Estimated read time: 4-5 minutes
This archived news story is available only for your personal, non-commercial use. Information in the story may be outdated or superseded by additional information. Reading or replaying the story in its archived form does not constitute a republication of the story.
Part of an occasional series on the members of the 2005
All-USA Teacher Team, USA TODAY's recognition program
for outstanding K-12 teachers. Winners share $2,500 awards with their schools.
To nominate a teacher for the 2006 team,
visit allstars.usatoday.com.
WINSTON-SALEM, N.C. -- As her third-graders at Marvin Ward Elementary School get ready for a health lesson on hydration, Kathy Lineberger calls up a few pupils to the front of the room to share what they know.
Two girls who show horses say they have to drink a lot of water to maintain energy.

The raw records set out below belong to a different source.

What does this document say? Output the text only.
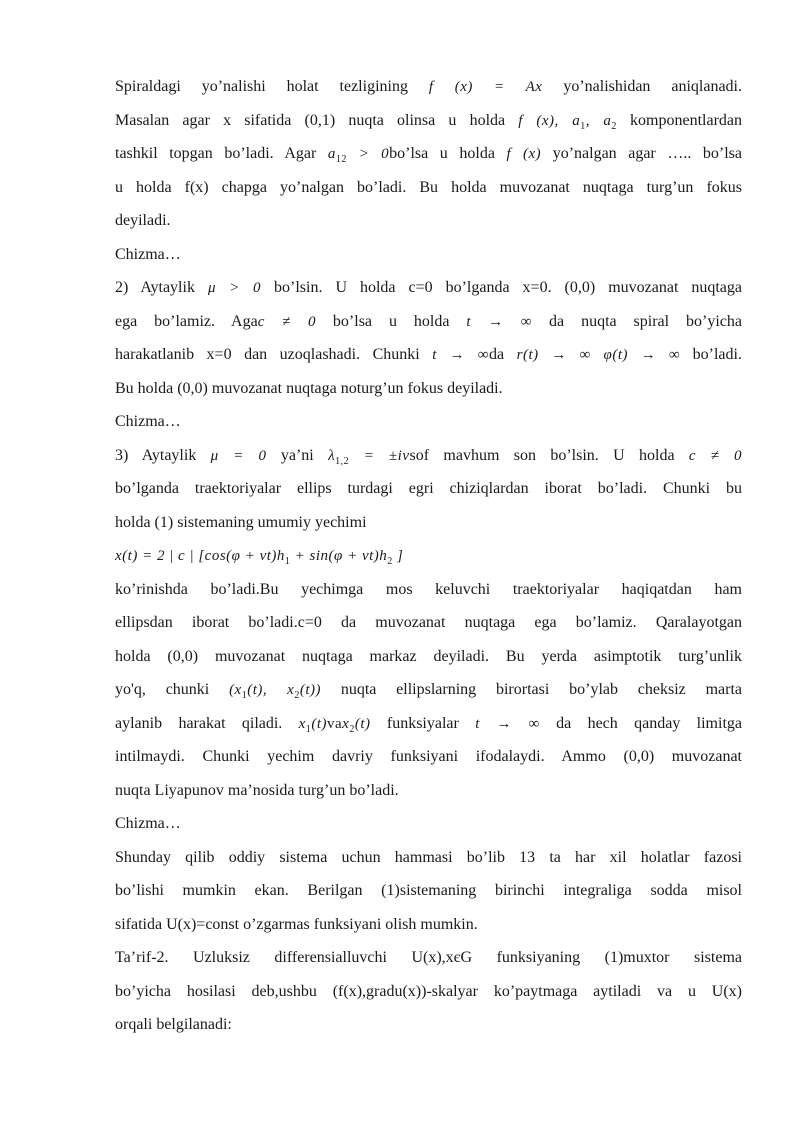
Spiraldagi yo’nalishi holat tezligining f (x) = Ax yo’nalishidan aniqlanadi.
Masalan agar x sifatida (0,1) nuqta olinsa u holda f (x), $a_1$, $a_2$ komponentlardan
tashkil topgan bo’ladi. Agar $a_{12}$ > 0bo’lsa u holda f (x) yo’nalgan agar ….. bo’lsa
u holda f(x) chapga yo’nalgan bo’ladi. Bu holda muvozanat nuqtaga turg’un fokus
deyiladi.
Chizma…
2) Aytaylik μ > 0 bo’lsin. U holda c=0 bo’lganda x=0. (0,0) muvozanat nuqtaga
ega bo’lamiz. Agac ≠ 0 bo’lsa u holda t → ∞ da nuqta spiral bo’yicha
harakatlanib x=0 dan uzoqlashadi. Chunki t → ∞da r(t) → ∞ φ(t) → ∞ bo’ladi.
Bu holda (0,0) muvozanat nuqtaga noturg’un fokus deyiladi.
Chizma…
3) Aytaylik μ = 0 ya’ni $\lambda_{1,2} = \pm i\nu sof$ mavhum son bo’lsin. U holda c ≠ 0
bo’lganda traektoriyalar ellips turdagi egri chiziqlardan iborat bo’ladi. Chunki bu
holda (1) sistemaning umumiy yechimi
x(t) = 2 | c | [$\cos(\varphi + \nu t)h_1 + \sin(\varphi + \nu t)h_2$ ]
ko’rinishda bo’ladi.Bu yechimga mos keluvchi traektoriyalar haqiqatdan ham
ellipsdan iborat bo’ladi.c=0 da muvozanat nuqtaga ega bo’lamiz. Qaralayotgan
holda (0,0) muvozanat nuqtaga markaz deyiladi. Bu yerda asimptotik turg’unlik
yo'q, chunki ($x_1(t)$, $x_2(t)$) nuqta ellipslarning birortasi bo’ylab cheksiz marta
aylanib harakat qiladi. $x_1(t)vax_2(t)$ funksiyalar t → ∞ da hech qanday limitga
intilmaydi. Chunki yechim davriy funksiyani ifodalaydi. Ammo (0,0) muvozanat
nuqta Liyapunov ma’nosida turg’un bo’ladi.
Chizma…
Shunday qilib oddiy sistema uchun hammasi bo’lib 13 ta har xil holatlar fazosi
bo’lishi mumkin ekan. Berilgan (1)sistemaning birinchi integraliga sodda misol
sifatida U(x)=const o’zgarmas funksiyani olish mumkin.
Ta’rif-2. Uzluksiz differensialluvchi U(x),xєG funksiyaning (1)muxtor sistema
bo’yicha hosilasi deb,ushbu (f(x),gradu(x))-skalyar ko’paytmaga aytiladi va u U(x)
orqali belgilanadi:
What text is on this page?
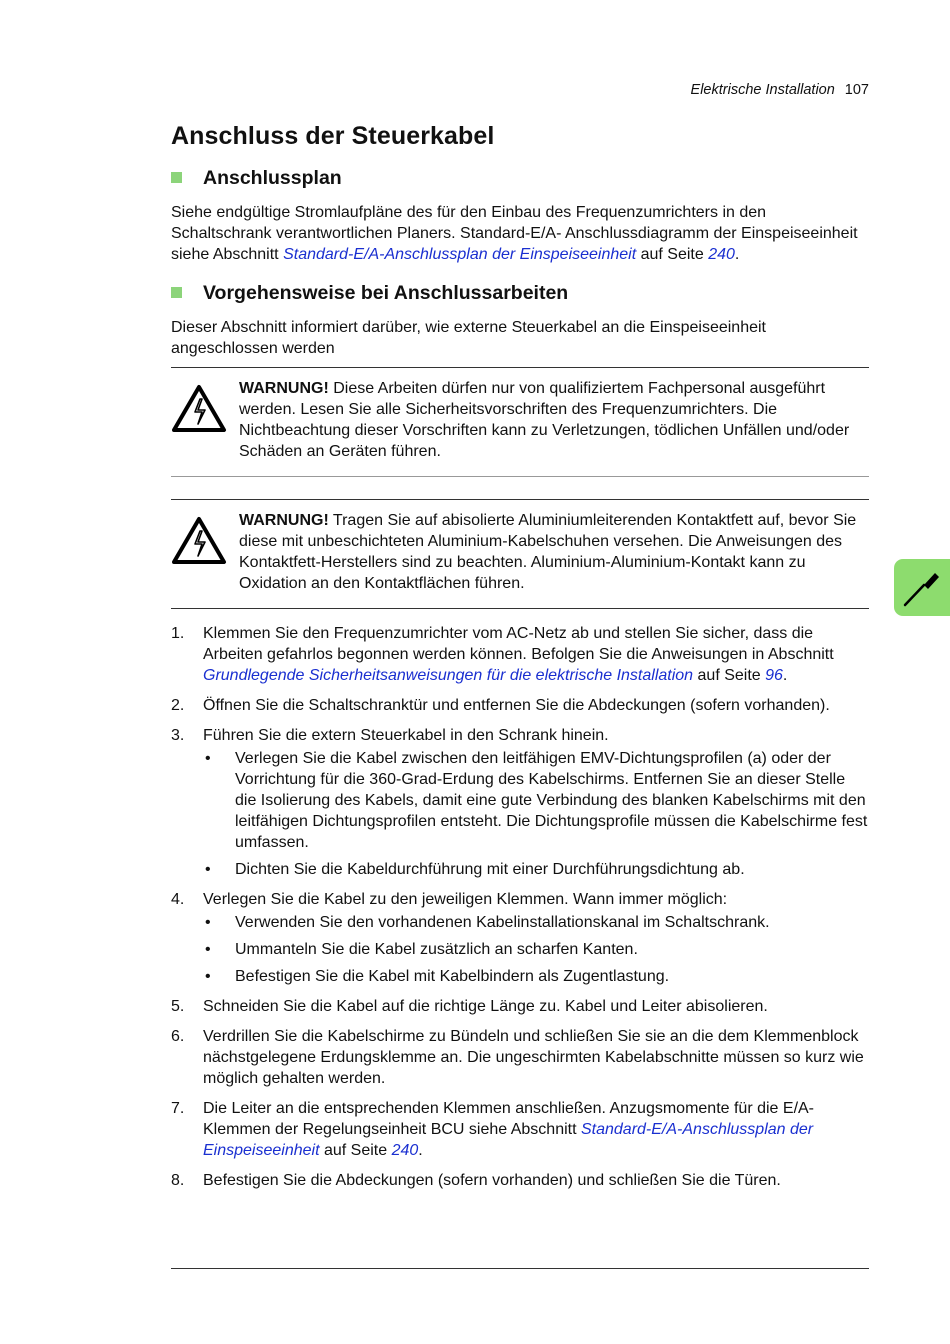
Elektrische Installation 107
Anschluss der Steuerkabel
Anschlussplan

Siehe endgültige Stromlaufpläne des für den Einbau des Frequenzumrichters in den Schaltschrank verantwortlichen Planers. Standard-E/A- Anschlussdiagramm der Einspeiseeinheit siehe Abschnitt Standard-E/A-Anschlussplan der Einspeiseeinheit auf Seite 240.

Vorgehensweise bei Anschlussarbeiten

Dieser Abschnitt informiert darüber, wie externe Steuerkabel an die Einspeiseeinheit angeschlossen werden

WARNUNG! Diese Arbeiten dürfen nur von qualifiziertem Fachpersonal ausgeführt werden. Lesen Sie alle Sicherheitsvorschriften des Frequenzumrichters. Die Nichtbeachtung dieser Vorschriften kann zu Verletzungen, tödlichen Unfällen und/oder Schäden an Geräten führen.

WARNUNG! Tragen Sie auf abisolierte Aluminiumleiterenden Kontaktfett auf, bevor Sie diese mit unbeschichteten Aluminium-Kabelschuhen versehen. Die Anweisungen des Kontaktfett-Herstellers sind zu beachten. Aluminium-Aluminium-Kontakt kann zu Oxidation an den Kontaktflächen führen.

1. Klemmen Sie den Frequenzumrichter vom AC-Netz ab und stellen Sie sicher, dass die Arbeiten gefahrlos begonnen werden können. Befolgen Sie die Anweisungen in Abschnitt Grundlegende Sicherheitsanweisungen für die elektrische Installation auf Seite 96.
2. Öffnen Sie die Schaltschranktür und entfernen Sie die Abdeckungen (sofern vorhanden).
3. Führen Sie die extern Steuerkabel in den Schrank hinein.
• Verlegen Sie die Kabel zwischen den leitfähigen EMV-Dichtungsprofilen (a) oder der Vorrichtung für die 360-Grad-Erdung des Kabelschirms. Entfernen Sie an dieser Stelle die Isolierung des Kabels, damit eine gute Verbindung des blanken Kabelschirms mit den leitfähigen Dichtungsprofilen entsteht. Die Dichtungsprofile müssen die Kabelschirme fest umfassen.
• Dichten Sie die Kabeldurchführung mit einer Durchführungsdichtung ab.
4. Verlegen Sie die Kabel zu den jeweiligen Klemmen. Wann immer möglich:
• Verwenden Sie den vorhandenen Kabelinstallationskanal im Schaltschrank.
• Ummanteln Sie die Kabel zusätzlich an scharfen Kanten.
• Befestigen Sie die Kabel mit Kabelbindern als Zugentlastung.
5. Schneiden Sie die Kabel auf die richtige Länge zu. Kabel und Leiter abisolieren.
6. Verdrillen Sie die Kabelschirme zu Bündeln und schließen Sie sie an die dem Klemmenblock nächstgelegene Erdungsklemme an. Die ungeschirmten Kabelabschnitte müssen so kurz wie möglich gehalten werden.
7. Die Leiter an die entsprechenden Klemmen anschließen. Anzugsmomente für die E/A-Klemmen der Regelungseinheit BCU siehe Abschnitt Standard-E/A-Anschlussplan der Einspeiseeinheit auf Seite 240.
8. Befestigen Sie die Abdeckungen (sofern vorhanden) und schließen Sie die Türen.
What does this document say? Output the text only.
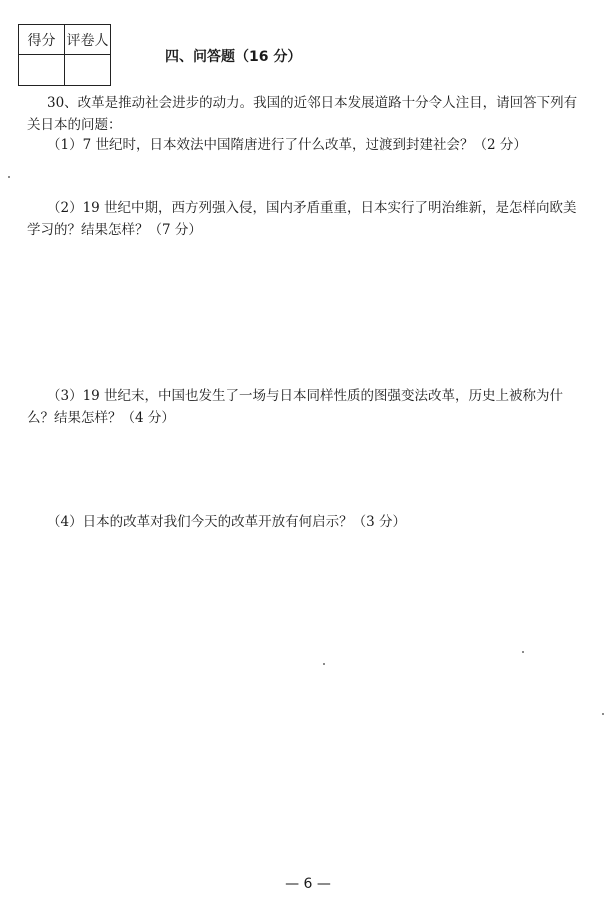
得分	评卷人

四、问答题（16 分）
30、改革是推动社会进步的动力。我国的近邻日本发展道路十分令人注目，请回答下列有关日本的问题：
（1）7 世纪时，日本效法中国隋唐进行了什么改革，过渡到封建社会？（2 分）
（2）19 世纪中期，西方列强入侵，国内矛盾重重，日本实行了明治维新，是怎样向欧美学习的？结果怎样？（7 分）
（3）19 世纪末，中国也发生了一场与日本同样性质的图强变法改革，历史上被称为什么？结果怎样？（4 分）
（4）日本的改革对我们今天的改革开放有何启示？（3 分）
— 6 —
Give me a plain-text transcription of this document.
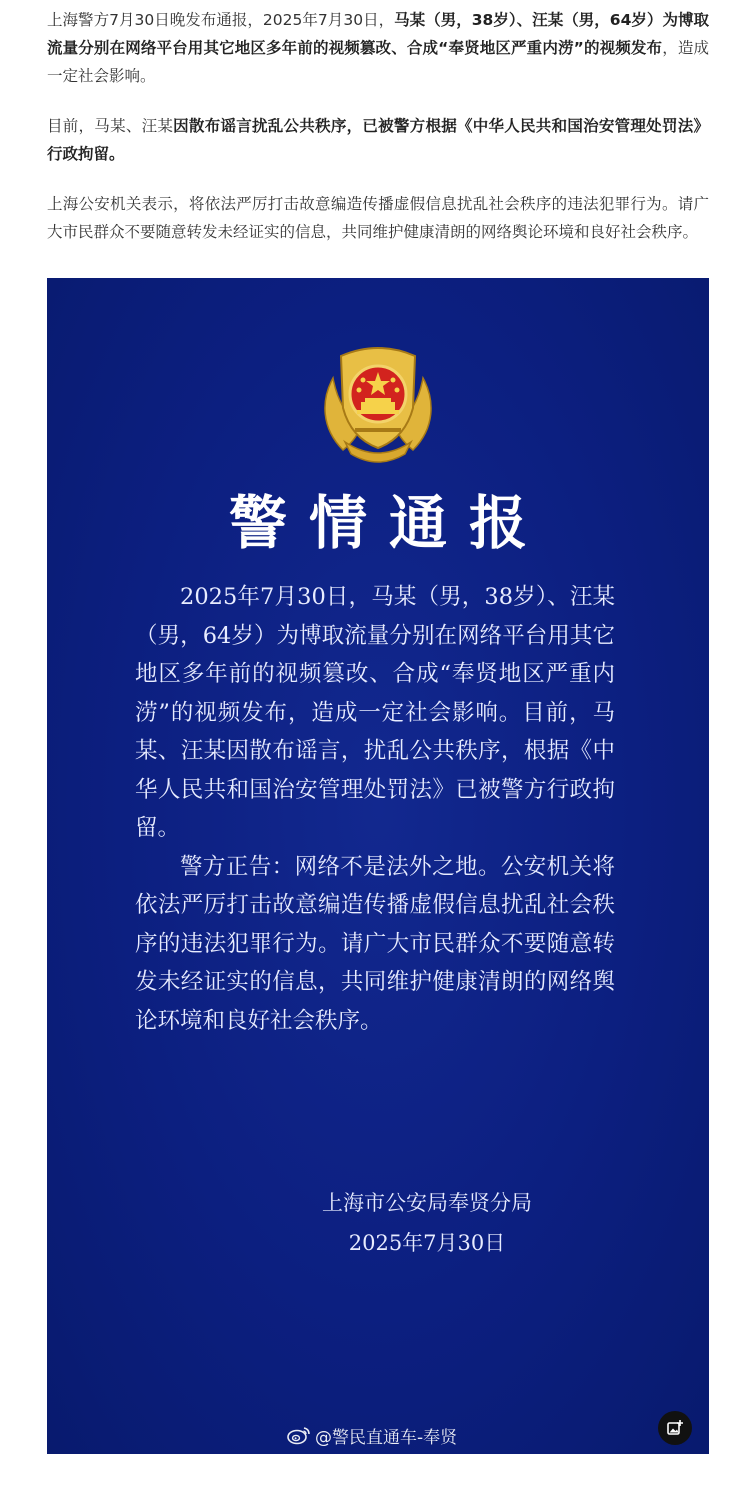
上海警方7月30日晚发布通报，2025年7月30日，马某（男，38岁）、汪某（男，64岁）为博取流量分别在网络平台用其它地区多年前的视频篡改、合成“奉贤地区严重内涝”的视频发布，造成一定社会影响。

目前，马某、汪某因散布谣言扰乱公共秩序，已被警方根据《中华人民共和国治安管理处罚法》行政拘留。

上海公安机关表示，将依法严厉打击故意编造传播虚假信息扰乱社会秩序的违法犯罪行为。请广大市民群众不要随意转发未经证实的信息，共同维护健康清朗的网络舆论环境和良好社会秩序。

警情通报

2025年7月30日，马某（男，38岁）、汪某（男，64岁）为博取流量分别在网络平台用其它地区多年前的视频篡改、合成“奉贤地区严重内涝”的视频发布，造成一定社会影响。目前，马某、汪某因散布谣言，扰乱公共秩序，根据《中华人民共和国治安管理处罚法》已被警方行政拘留。

警方正告：网络不是法外之地。公安机关将依法严厉打击故意编造传播虚假信息扰乱社会秩序的违法犯罪行为。请广大市民群众不要随意转发未经证实的信息，共同维护健康清朗的网络舆论环境和良好社会秩序。

上海市公安局奉贤分局
2025年7月30日
@警民直通车-奉贤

A cross-country runner says she fills up bottles of Gatorade and water every day. But the soccer player doesn't have anything to add.
"Oh, I know your coach, and he thinks drinking water is important," Lineberger says with a smile and wink.
Lineberger, 56, knows the coach and knows the pupils' interests. And though she was surprised in this case, she has a pretty good idea who can stimulate a class discussion. She is a testament to the power of homework: her own.
The week before the school year starts, Lineberger calls the parents of all her academically gifted third-graders. She introduces herself, finds out more about the families and asks about any special needs or interests their kids have.
The conversations, which last up to a half-hour, help Lineberger form a partnership with parents and set a tone for the school year.
"I need for them to know my name and number. It's so much better than to call (for the first time) when there's a problem," she says.
The phone calls also give Lineberger a leg up in reaching her pupils, individually and collectively. "She knows where they are developmentally. She takes the time to know how to approach each of the children," principal MaryAnn Sonntag says.
An inventive teacher with more ideas than she can squeeze into a year, Lineberger also uses the information to figure out how to best teach the curriculum. Kids' interests figure into everything from individual and group reading selections to major class projects.
"I look at the kids I have each year and tailor the projects to the children," she says. Theatrically inclined classes have written and produced dramas, nature lovers learn math and science on the school nature trail, and an artistic class folded origami cranes to send to Japan. This year's class has several horse-loving girls and construction-minded boys, so Lineberger developed lessons on Icelandic ponies and shipbuilding when they studied Vikings. Upcoming lessons on ancient Rome will incorporate chariot races and using concrete.
"She makes things we think are boring fun," says Ann-Marie Hervey, 9.
Lineberger has to follow pacing guides for the North Carolina Standard Course of Study, but her gifted pupils tend to master the material quickly. Creative projects help make learning more engaging and allow her to take lessons further, she says. Using a pie-eating contest to have children measure time and weight, for example, leads to figuring out how fast it would take various contestants to eat a whole pie and graphing the class's favorite types of pie.
"That woman can take anything and make a lesson," Sonntag says.
Lineberger also has a Midas touch when it comes to winning grants to pay for her ideas. She has won more than $50,000 for projects ranging from using bocce ball to teach math concepts to building the school nature trail, math garden and peace pavilion.
Like the links she makes between kids' interests and curriculum and the rapport she builds with pupils, Lineberger's grant-writing starts with extra homework. Her head swirls with ideas as she waits for the right class and the right grant to come together, Sonntag says. Before she writes a grant, she tracks down previous winners to see whether she can figure out what made them successful.
It's a lot of work, but it keeps teaching and learning fresh for Lineberger. And it lets her show the importance of hard work by example.
"I don't want kids to think because they're academically gifted, it's always going to happen," she says. "They have to work hard."